Adama Barry (IFPEN) - Design of experiments for the calibration of calculation codes
The design of physical and digital experiments to solve a calibration problem is crucial in a context where the physical phenomenon is modeled by a costly computational code and where the physical experiments are also costly. We follow the classical Bayesian framework of Kennedy and O'Hagan (2001) to propose an algorithm for designing physical and digital experiments. A first step is to design the physical experiments, so we will begin by presenting criteria for measuring the quality of a physical experiment. These criteria can be grouped into two categories: those based on the information matrix from the literature and those based on the exact posterior distribution. The latter are better suited to the calibration problem because they take into account the uncertainty of the physical phenomenon and the calibration parameters. However, they are expensive to evaluate due to the use of Monte-Carlo procedures. The first challenge is the quick evaluation of these criteria, and the second is the solution of the optimization problem that follows. For the first, we will present a quick calculation method without a Monte-Carlo procedure and a variant of a simulated annealing algorithm for the second. These criteria will be combined with a design algorithm for numerical experiments from the literature to give a mixed design algorithm for the calibration of computational codes. Numerical experiments on a toy case will be presented to appreciate and compare the performance of the algorithms.

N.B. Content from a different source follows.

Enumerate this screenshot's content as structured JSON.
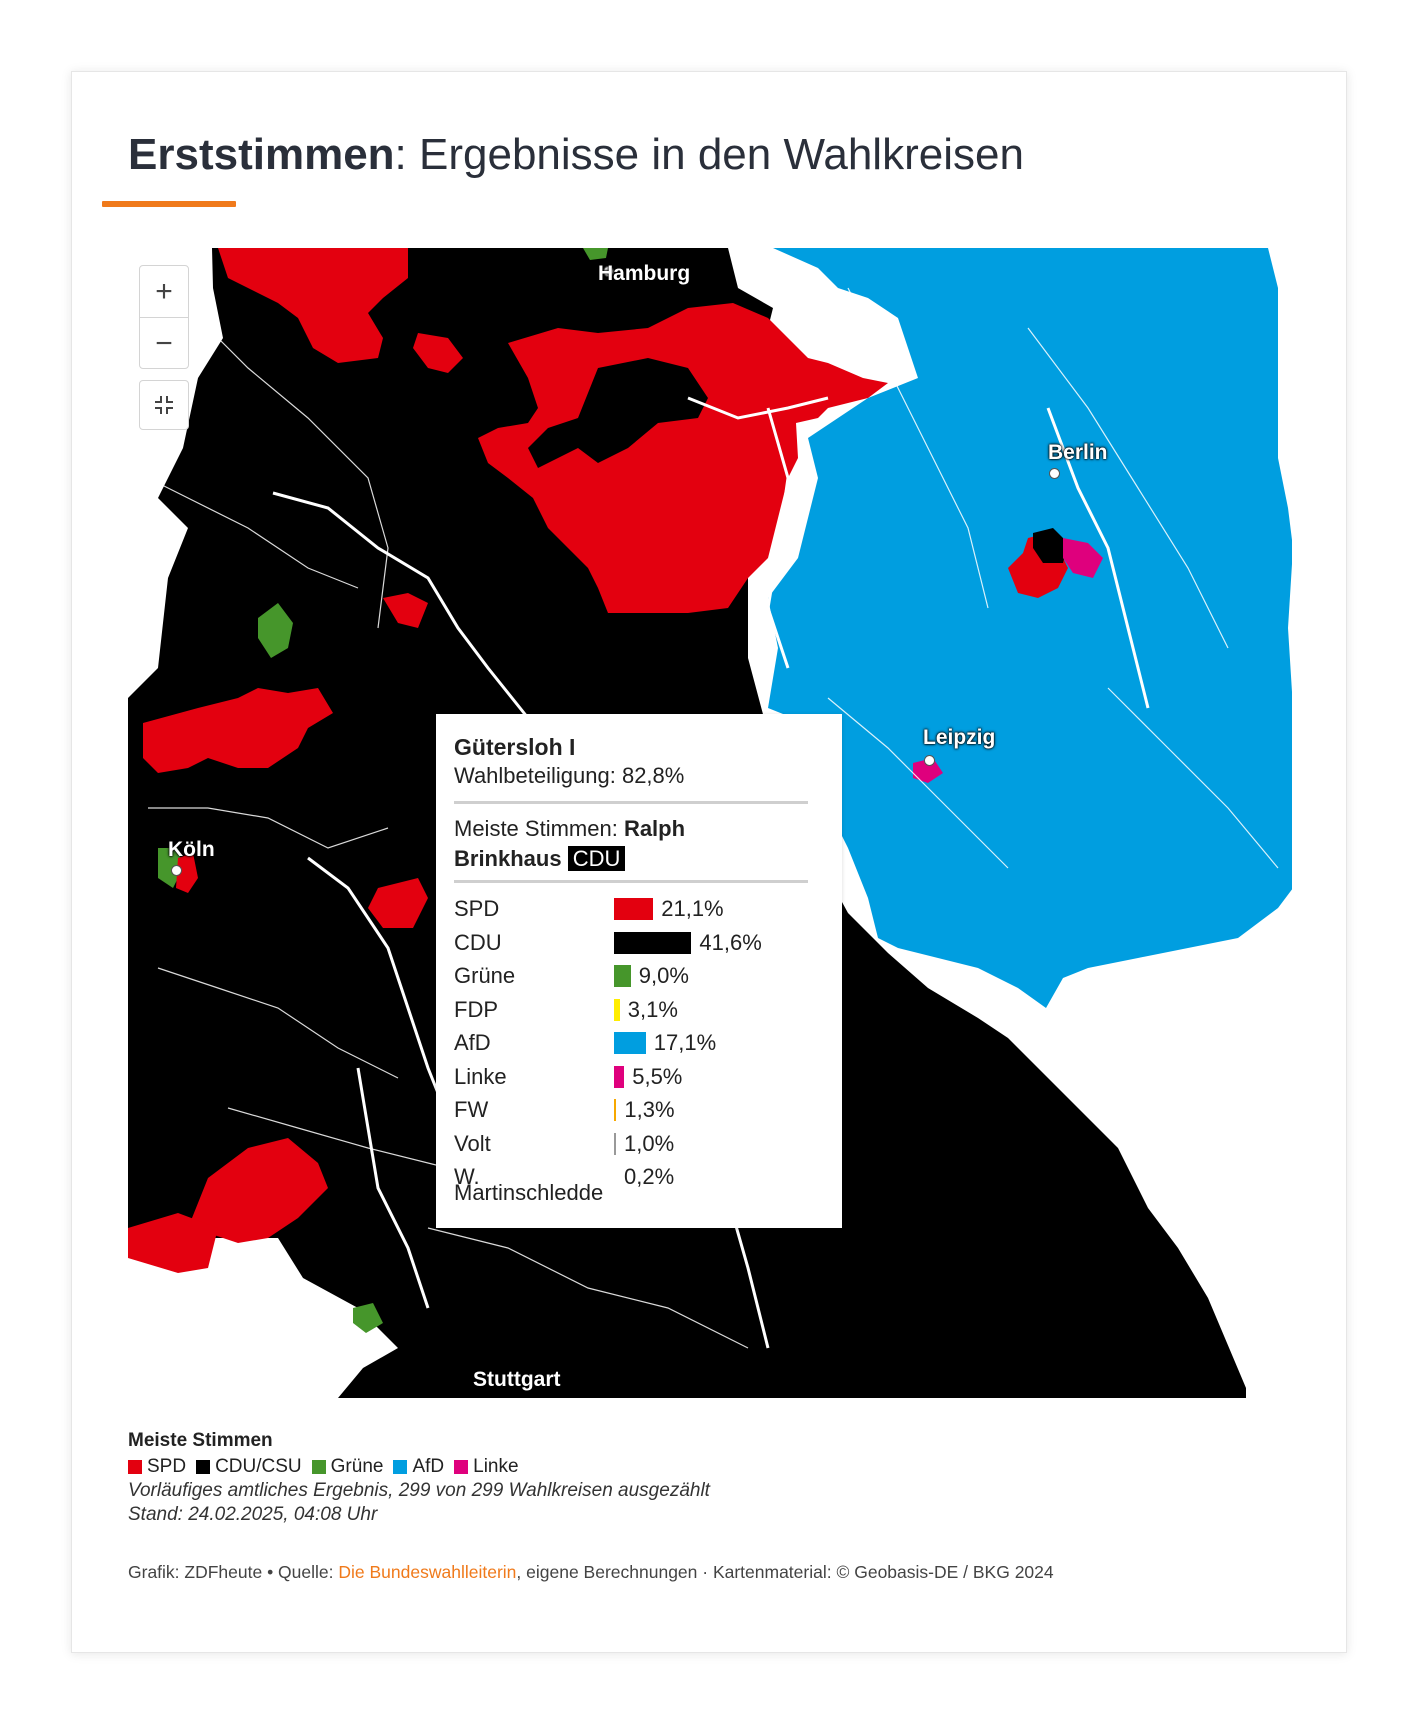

Katarina Radišić (INRAE) - Calibrating a hydrological model robustly to rain perturbations with stochastic surrogates
Misspecifying external forcings (such as rain) on a hydrological model can directly affect subsequent parameter calibrations. Indeed, by using classical calibration methods, the error in the external forcings is propagated to the model output, and then, if not treated correctly, this error is compensated by overcalibrating the model parameters. As a consequence, parameter values that were found optimal for one value of the external forcings, are not granted to be optimal for another one. Thus, the aim of robust calibration is to propose parameter estimators which are satisfactory over a large set of values of the external forcings. We present the robust calibration of the PESHMELBA distributed, process based, hydrological pesticide transfer model used for the simulation of pesticide fate on small agricultural catchments.